A/N: I picked up the book only shortly before the trailers dropped, and have been so completely engrossed in these two characters ever since. I've been eyeballs deep in discussions with friends about them until enough thoughts and musings piled into mountain loads, lol. I'd like to think this story idea was the result of the hugely bittersweet feelings I was left with by the end of the book. There was just something I wished to see a little more of for Lucy Gray and Coriolanus, maybe to see the small seeds and threads of what they could have been be given a chance at flourishing a bit more? Seeing what they both could have been for themselves and for each other, had time and circumstances been just a bit kinder to them?

I don't know.
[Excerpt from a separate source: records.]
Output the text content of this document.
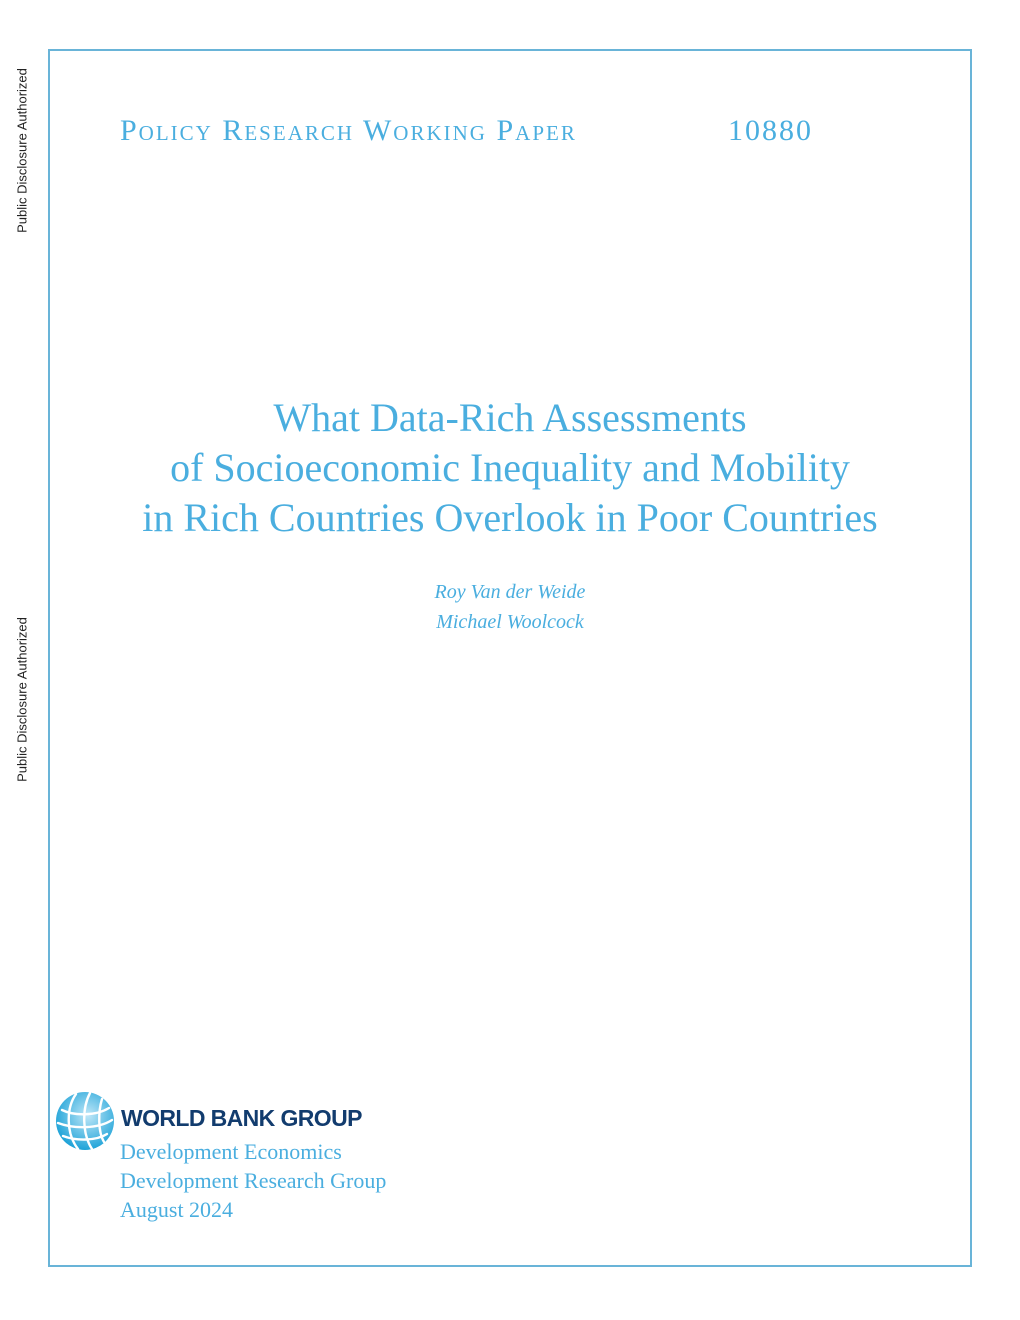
Public Disclosure Authorized
Public Disclosure Authorized
Policy Research Working Paper	10880
What Data-Rich Assessments
of Socioeconomic Inequality and Mobility
in Rich Countries Overlook in Poor Countries
Roy Van der Weide
Michael Woolcock
WORLD BANK GROUP
Development Economics
Development Research Group
August 2024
It was really hard for me to peg, but I felt compelled to explore some version of this what-if. I don't know that it would have ended any more kindly for either of them even if given more time, but it's sad to see them deprived of at least some more of it being shared between them. And I think it's interesting to see what a President Snow who hadn't chosen to completely forego love would have looked like. Still deeply flawed, without a doubt, but maybe a little different. His unforgettable line 'it's the things we love most that destroy us' sits really deep in mind while thinking about all of this. Only he would believe a statement like that, and perhaps this version of him suffers immensely for not taking heed, being who he is. Anyhow, it's a bunch I really can't wait to explore more of in this story!

Massive and eternal thanks to Rachele and Laura for being my listeners and idea punching bags, lol. I love you guys so much, and I'd never get to a point to post anything without your guidance and encouragement. Thank you to anyone taking the time to read this, and I hope you all enjoy it. Can't wait for the movie to drop!